La forte progression de l'immigration africaine résulte en revanche de la libéralité du régime juridique accordé aux migrants africains après les indépendances. En effet, l'État français accorde la clause d'assimilation au national aux migrants ressortissant de ses anciennes colonies. Il espère ainsi bénéficier en retour, pour ses coopérants et expatriés en Afrique, de conditions de réciprocité, maintenir sa présence et défendre ses intérêts économiques et géostratégiques sur le continent. L'État français accorde donc la liberté de circulation, d'établissement et d'association aux migrants issus des pays africains anciennement sous administration française.

À partir des années 1970, un double basculement va se produire : un basculement juridique et un basculement économique, dont nous ne sommes jamais sortis.

Basculement juridique : à partir des années 1970 prend fin la période strictement postcoloniale. Elle correspond à la prise en main par le ministère de l'intérieur du traitement et de la gestion des flux migratoires en provenance d'Afrique, qui était auparavant dévolu au ministère des affaires étrangères. Le droit des ressortissants africains nés dans les pays anciennement sous administration française va progressivement s'aligner sur le droit commun des étrangers. Cet alignement consacre d'une certaine manière la « décolonisation de l'immigration » selon l'expression de Gérard Noiriel et la transformation des membres ou représentants des migrations postcoloniales en étrangers absolus.

La suspension de la main-d'oeuvre en 1974 provoque une stabilisation de cette population mais également une féminisation par le biais des regroupements familiaux. Les femmes représentent aujourd'hui entre 20 % et 40 % de la population active immigrée africaine.

Basculement économique : le processus de désindustrialisation qui avait été entamé dès les années soixante-dix ne prend sa véritable ampleur qu'à compter des années quatre-vingt. La reconversion et l'abandon de bassins industriels entiers entrainent une déstructuration profonde de la classe ouvrière, à commencer par les travailleurs immigrés. Le taux de chômage s'élevant au début des années 1980 à 22 % pour les demandeurs d'emploi de nationalité française et de 35 % pour ceux de nationalité étrangère, dont 63 % pour les Africains subsahariens.

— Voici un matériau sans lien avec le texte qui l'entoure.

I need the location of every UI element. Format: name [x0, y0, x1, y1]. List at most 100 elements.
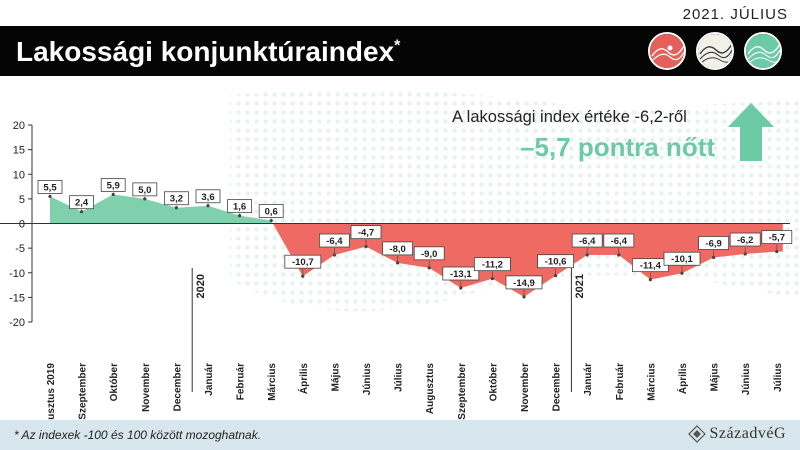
data-label-box: [69, 195, 94, 210]
data-label: -10,7: [292, 257, 314, 268]
data-label: -4,7: [358, 228, 374, 239]
data-label-box: [258, 204, 284, 218]
data-label-box: [163, 191, 189, 206]
data-label-box: [382, 241, 414, 256]
data-label: -11,4: [640, 261, 662, 272]
x-category-label: Április: [297, 363, 310, 395]
data-point: [238, 214, 242, 218]
data-label: -6,4: [611, 236, 628, 247]
x-category-label: Május: [330, 363, 341, 392]
data-point: [396, 261, 400, 265]
data-label: -10,1: [671, 254, 693, 265]
data-point: [427, 266, 431, 270]
data-label: 0,6: [265, 207, 278, 218]
data-point: [332, 253, 336, 257]
y-tick-label: 20: [13, 120, 25, 132]
data-label-box: [284, 254, 322, 269]
x-category-label: Január: [204, 363, 215, 396]
annotation-line2: –5,7 pontra nőtt: [520, 132, 716, 162]
title-text: Lakossági konjunktúraindex: [16, 36, 395, 67]
data-label: -5,7: [769, 233, 785, 244]
data-label: 3,2: [170, 194, 183, 205]
green-gauge-icon: [744, 32, 782, 70]
konjunktura-chart: 20 15 10 5 0 -5 -10 -15 -20 5,5 2,4 5,9 5,0 3,2 3,6 1,6…: [0, 90, 800, 420]
x-category-label: Május: [710, 363, 721, 392]
y-tick-label: 5: [19, 194, 25, 206]
x-category-label: Január: [583, 363, 594, 396]
year-label: 2021: [574, 274, 586, 298]
brand-emblem-icon: [687, 425, 706, 443]
data-label-box: [537, 254, 574, 269]
data-point: [364, 245, 368, 249]
data-point: [712, 255, 716, 260]
data-point: [775, 249, 779, 254]
data-point: [269, 218, 273, 223]
data-label: -11,2: [482, 260, 503, 271]
data-label-box: [37, 180, 63, 194]
x-category-label: Július: [394, 363, 405, 392]
data-label: 5,0: [138, 185, 151, 196]
x-category-label: Szeptember: [457, 363, 468, 420]
data-label: -6,4: [326, 236, 343, 247]
data-label-box: [603, 233, 635, 248]
data-label: 5,9: [107, 180, 120, 191]
x-category-label: November: [520, 363, 531, 412]
data-point: [459, 286, 463, 290]
data-point: [554, 274, 558, 278]
data-point: [111, 192, 115, 197]
data-label: -14,9: [513, 278, 535, 289]
y-tick-label: -15: [9, 292, 25, 304]
y-tick-label: -10: [9, 268, 25, 280]
x-category-label: Október: [109, 363, 120, 401]
x-category-label: November: [141, 363, 152, 412]
data-label-box: [729, 232, 761, 247]
data-point: [206, 204, 210, 208]
data-label-box: [761, 230, 793, 244]
positive-area: [50, 194, 273, 224]
x-category-label: December: [552, 363, 563, 411]
x-category-label: Március: [267, 363, 278, 401]
white-gauge-icon: [696, 32, 734, 70]
data-label: -6,2: [737, 235, 753, 246]
data-label-box: [571, 233, 603, 248]
x-category-label: Február: [236, 363, 247, 400]
data-label: -6,4: [579, 236, 596, 247]
data-label-box: [698, 236, 729, 250]
y-tick-label: 10: [13, 169, 25, 181]
x-category-label: Április: [676, 363, 689, 395]
x-category-label: Március: [646, 363, 657, 401]
x-category-label: Október: [488, 363, 499, 401]
x-category-label: December: [172, 363, 183, 411]
data-label-box: [413, 246, 445, 261]
data-label-box: [318, 233, 350, 248]
x-category-label: Június: [362, 363, 373, 396]
data-point: [617, 253, 621, 257]
title-asterisk: *: [394, 37, 401, 55]
data-label-box: [473, 257, 511, 272]
data-label: 2,4: [75, 198, 89, 209]
data-point: [48, 194, 52, 199]
brand-logo: SzázadvéG: [687, 425, 786, 443]
data-point: [585, 253, 589, 257]
red-gauge-icon: [648, 32, 686, 70]
data-label-box: [227, 199, 253, 214]
data-point: [143, 197, 147, 201]
data-point: [743, 252, 747, 256]
page-title: Lakossági konjunktúraindex*: [16, 36, 400, 68]
data-point: [301, 274, 305, 278]
data-point: [648, 278, 653, 282]
annotation-line1: A lakossági index értéke -6,2-ről: [452, 108, 687, 126]
data-point: [174, 206, 178, 210]
x-category-label: Szeptember: [78, 363, 89, 420]
data-label-box: [195, 189, 221, 204]
data-label: -13,1: [450, 269, 472, 280]
data-label: 5,5: [43, 182, 57, 193]
y-tick-label: 15: [13, 145, 25, 157]
data-label-box: [442, 266, 480, 281]
data-label: -8,0: [389, 244, 405, 255]
data-label: -10,6: [545, 257, 567, 268]
x-category-label: Július: [773, 363, 784, 392]
data-label-box: [132, 182, 158, 197]
data-label-box: [100, 178, 126, 192]
data-label: 3,6: [201, 192, 214, 203]
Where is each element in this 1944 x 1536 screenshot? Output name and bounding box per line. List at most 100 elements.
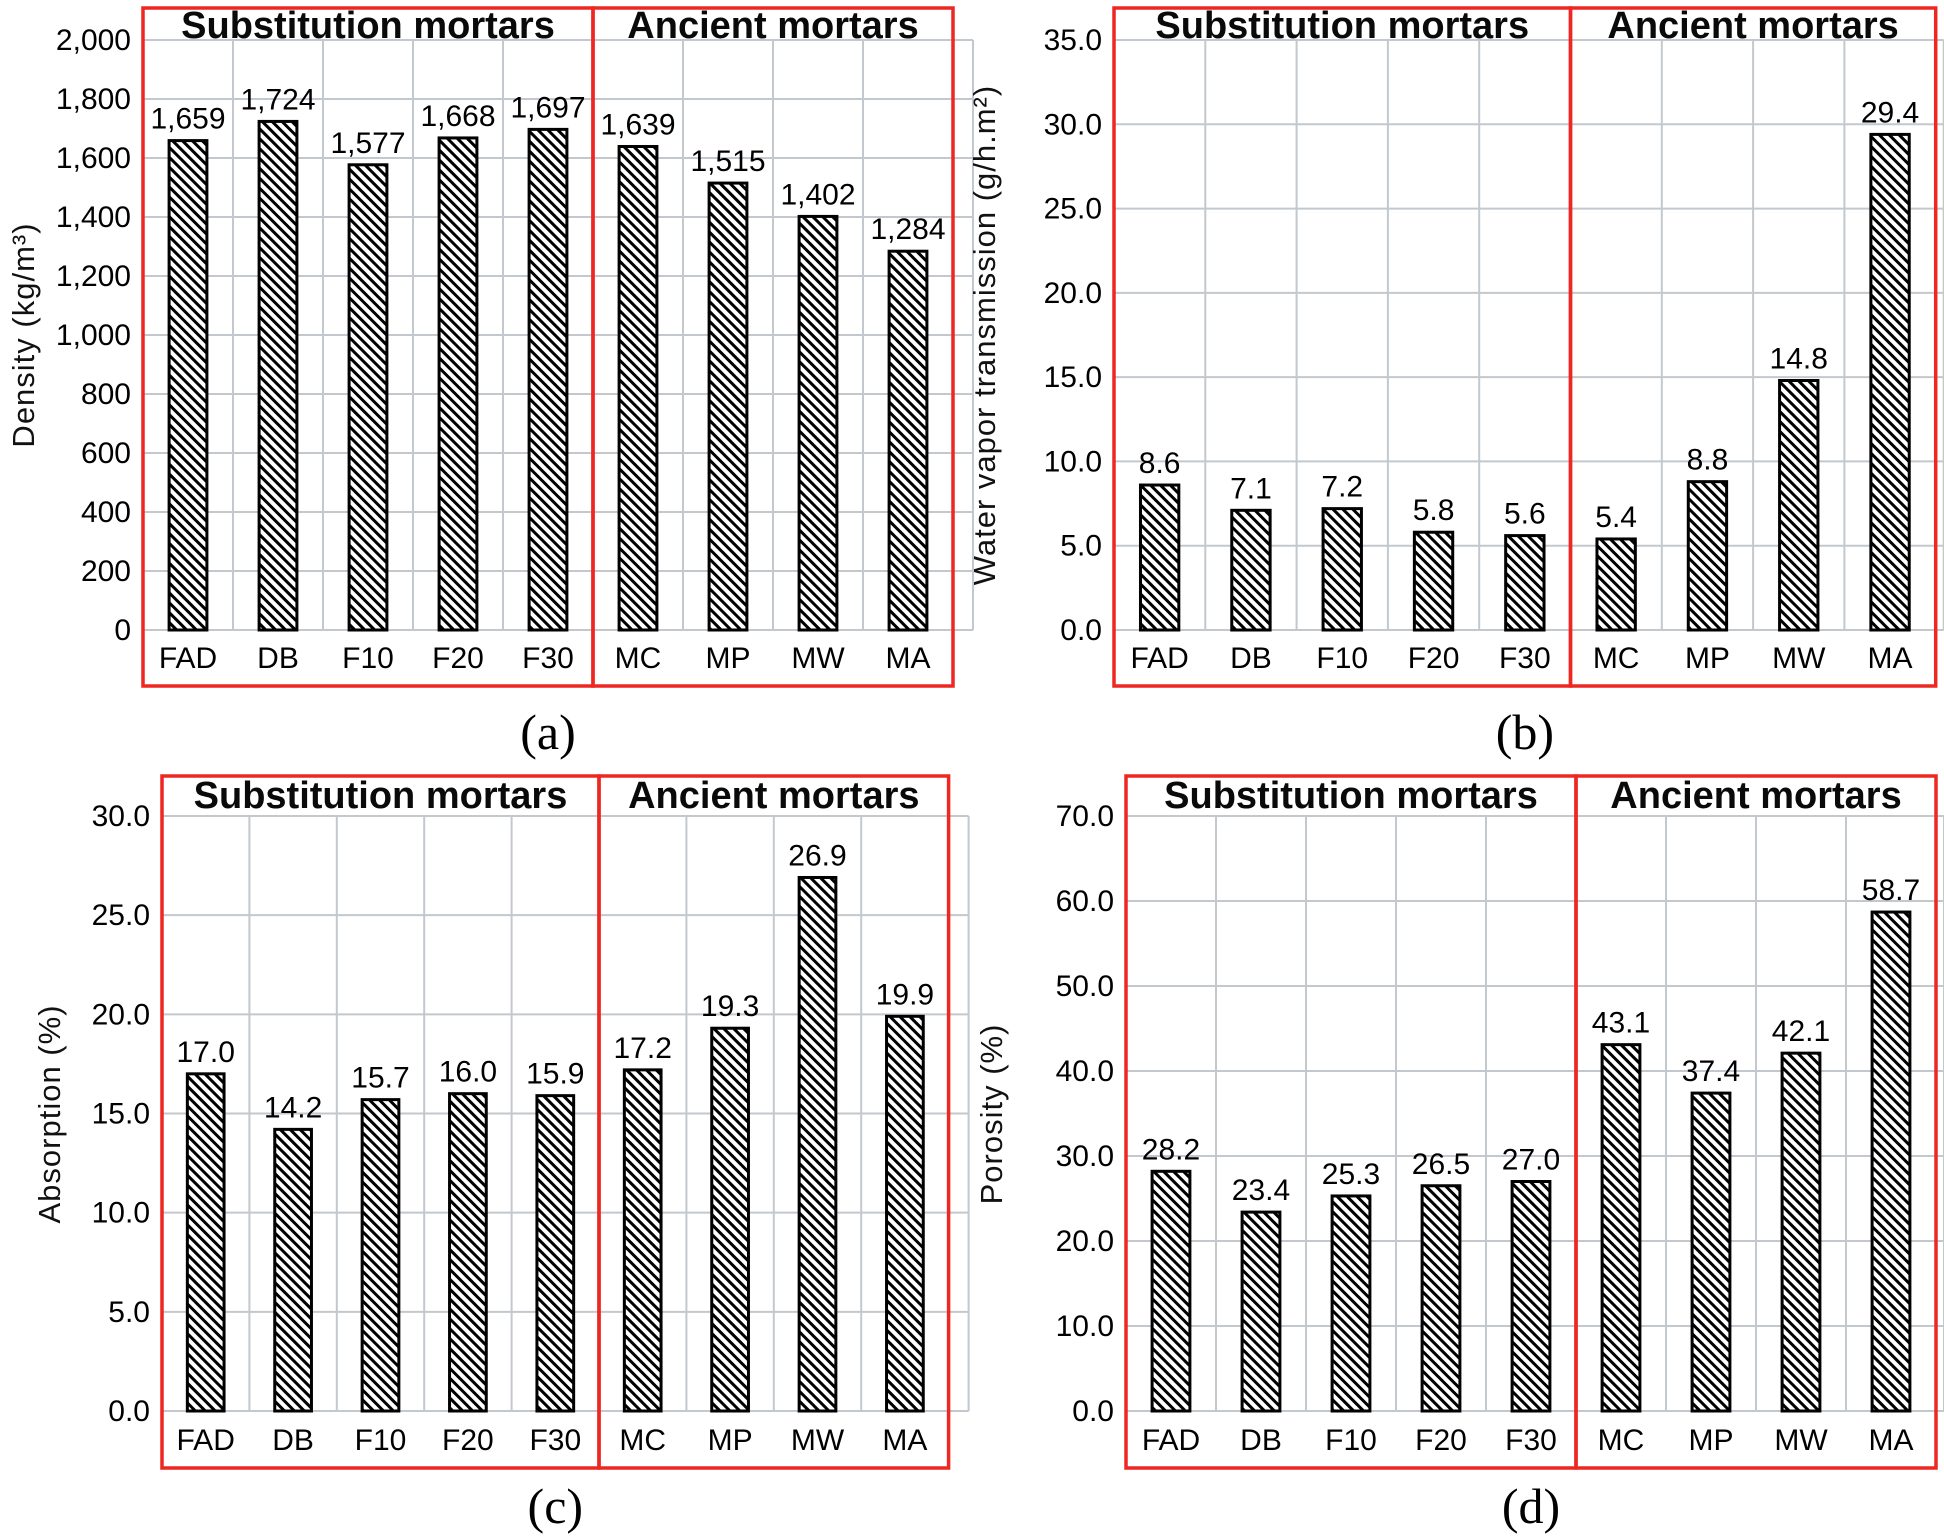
- bar-value-label: 1,402: [780, 178, 855, 211]
- y-tick-label: 0.0: [1060, 614, 1102, 647]
- group-title-ancient: Ancient mortars: [1610, 775, 1902, 817]
- bar-value-label: 26.9: [788, 839, 846, 872]
- category-label: FAD: [1142, 1424, 1200, 1457]
- y-tick-label: 2,000: [56, 24, 131, 57]
- category-label: MC: [619, 1424, 666, 1457]
- y-tick-label: 1,000: [56, 319, 131, 352]
- y-tick-label: 5.0: [1060, 530, 1102, 563]
- bar-value-label: 19.9: [876, 978, 934, 1011]
- bar-value-label: 5.4: [1595, 501, 1637, 534]
- bar-value-label: 23.4: [1232, 1174, 1290, 1207]
- bar-value-label: 1,659: [150, 103, 225, 136]
- bar-fad: [1138, 483, 1181, 632]
- ancient-mortars-box: [591, 6, 955, 688]
- bar-value-label: 1,577: [330, 127, 405, 160]
- y-tick-label: 15.0: [1044, 361, 1102, 394]
- bar-mp: [1690, 1091, 1732, 1413]
- bar-db: [1240, 1210, 1282, 1413]
- category-label: MP: [706, 642, 751, 675]
- bar-mw: [1778, 379, 1820, 632]
- ancient-mortars-box: [1568, 6, 1938, 688]
- group-title-substitution: Substitution mortars: [1164, 775, 1538, 817]
- y-tick-label: 1,800: [56, 83, 131, 116]
- category-label: MA: [886, 642, 931, 675]
- bar-f30: [527, 127, 569, 632]
- y-axis-title-density: Density (kg/m³): [6, 222, 41, 448]
- group-title-ancient: Ancient mortars: [1607, 5, 1899, 47]
- category-label: MC: [1593, 642, 1640, 675]
- bar-value-label: 58.7: [1862, 874, 1920, 907]
- group-title-ancient: Ancient mortars: [628, 775, 920, 817]
- category-label: F30: [1499, 642, 1551, 675]
- category-label: F10: [355, 1424, 407, 1457]
- category-label: MW: [1772, 642, 1826, 675]
- y-tick-label: 1,600: [56, 142, 131, 175]
- bar-f30: [1504, 534, 1546, 632]
- bar-fad: [167, 139, 209, 632]
- bar-value-label: 1,697: [510, 91, 585, 124]
- bar-value-label: 16.0: [439, 1056, 497, 1089]
- bar-mc: [1595, 537, 1637, 632]
- bar-f10: [1321, 507, 1363, 632]
- category-label: F10: [1316, 642, 1368, 675]
- bar-value-label: 1,724: [240, 83, 315, 116]
- bar-value-label: 5.8: [1413, 494, 1455, 527]
- bar-f10: [360, 1098, 401, 1413]
- bar-value-label: 14.8: [1770, 343, 1828, 376]
- y-tick-label: 40.0: [1056, 1055, 1114, 1088]
- category-label: F20: [1415, 1424, 1467, 1457]
- category-label: DB: [272, 1424, 314, 1457]
- group-title-substitution: Substitution mortars: [1155, 5, 1530, 47]
- bar-value-label: 14.2: [264, 1091, 322, 1124]
- y-tick-label: 10.0: [1056, 1310, 1114, 1343]
- panel-caption-c: (c): [527, 1478, 584, 1534]
- category-label: F30: [529, 1424, 581, 1457]
- bar-fad: [1150, 1169, 1192, 1413]
- bar-db: [273, 1127, 313, 1413]
- y-tick-label: 20.0: [92, 998, 150, 1031]
- y-tick-label: 1,200: [56, 260, 131, 293]
- panel-caption-a: (a): [520, 704, 576, 760]
- bar-ma: [885, 1014, 925, 1413]
- bar-value-label: 1,284: [870, 213, 945, 246]
- y-axis-title-absorption: Absorption (%): [32, 1003, 67, 1224]
- category-label: F30: [1505, 1424, 1557, 1457]
- bar-ma: [1869, 132, 1911, 632]
- category-label: DB: [1240, 1424, 1282, 1457]
- y-tick-label: 30.0: [1044, 108, 1102, 141]
- bar-value-label: 1,515: [690, 145, 765, 178]
- bar-value-label: 43.1: [1592, 1007, 1650, 1040]
- y-axis-title-porosity: Porosity (%): [974, 1023, 1009, 1204]
- bar-mc: [1600, 1043, 1642, 1413]
- category-label: MC: [615, 642, 662, 675]
- y-tick-label: 50.0: [1056, 970, 1114, 1003]
- bar-mc: [617, 144, 659, 632]
- ancient-mortars-box: [1574, 774, 1938, 1470]
- bar-value-label: 42.1: [1772, 1015, 1830, 1048]
- category-label: FAD: [159, 642, 217, 675]
- bar-value-label: 1,639: [600, 108, 675, 141]
- category-label: DB: [257, 642, 299, 675]
- bar-value-label: 17.2: [614, 1032, 672, 1065]
- y-tick-label: 10.0: [92, 1197, 150, 1230]
- bar-value-label: 17.0: [177, 1036, 235, 1069]
- category-label: F20: [1408, 642, 1460, 675]
- y-tick-label: 1,400: [56, 201, 131, 234]
- category-label: MP: [708, 1424, 753, 1457]
- y-tick-label: 10.0: [1044, 445, 1102, 478]
- bar-value-label: 8.8: [1687, 444, 1729, 477]
- bar-mp: [710, 1026, 750, 1413]
- bar-value-label: 8.6: [1139, 447, 1181, 480]
- y-tick-label: 20.0: [1056, 1225, 1114, 1258]
- y-tick-label: 0.0: [108, 1395, 150, 1428]
- bar-mc: [622, 1068, 663, 1413]
- bar-value-label: 19.3: [701, 990, 759, 1023]
- bar-mw: [1780, 1051, 1822, 1413]
- bar-f20: [1412, 530, 1455, 632]
- bar-fad: [185, 1072, 226, 1413]
- category-label: MA: [1868, 642, 1913, 675]
- bar-f20: [437, 136, 479, 632]
- bar-mw: [797, 875, 838, 1413]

La différenciation continûment opérée entre « travailleurs français » et « travailleurs étrangers », « travailleurs communautaires » et « travailleurs extracommunautaires », est reprise pour organiser les licenciements, notamment dans les grandes entreprises publiques ou privées. À partir des statistiques conservées dans les archives, on peut tracer un bref portrait des travailleurs africains, de ceux qui sont aujourd'hui âgés, et de ceux qui sont l'objet de votre mission.

Chez Talbot, les travailleurs sénégalais représentent 11 % des 2 000 licenciements prononcés au milieu des années 1980. 90 % de la population sénégalaise a moins de quarante-cinq ans. 85 % est mariée. 55 % a au moins trois enfants. Chez Renault, les travailleurs maliens représentent 11 % des salariés étrangers employés dans l'entreprise en 1987. 70 % ont moins de quarante-cinq ans.

Ces données mettent en exergue combien la fin des « forteresses ouvrières » a vulnérabilisé une population africaine dans la pleine force de l'âge. Ils sont devenus des « valides invalidés par la conjoncture » pour reprendre la formule de Robert Castel.

En raison de leur installation récente sur le territoire français, les cohortes de l'immigration subsaharienne ont, en valeur relative, subi plus qu'aucun autre courant migratoire la crise économique qui a frappé les pays industrialisés. Cette population n'a cessé d'être une variable d'ajustement particulièrement affectée par une crise ou des crises dont il semble que nous ne soyons jamais sortis ou sortis que par intermittences.

En évoquant les migrants âgés, il est difficile de ne pas penser à ce qu'ils furent et à ce que furent leurs destins sociaux quand ils étaient dans « la force de l'âge ». Il est difficile aussi de ne pas penser à ce que sont aujourd'hui leurs enfants ou leurs petits-enfants, ceux qui sont dans « l'âge le plus tendre », avant qu'ils ne deviennent plus âgés.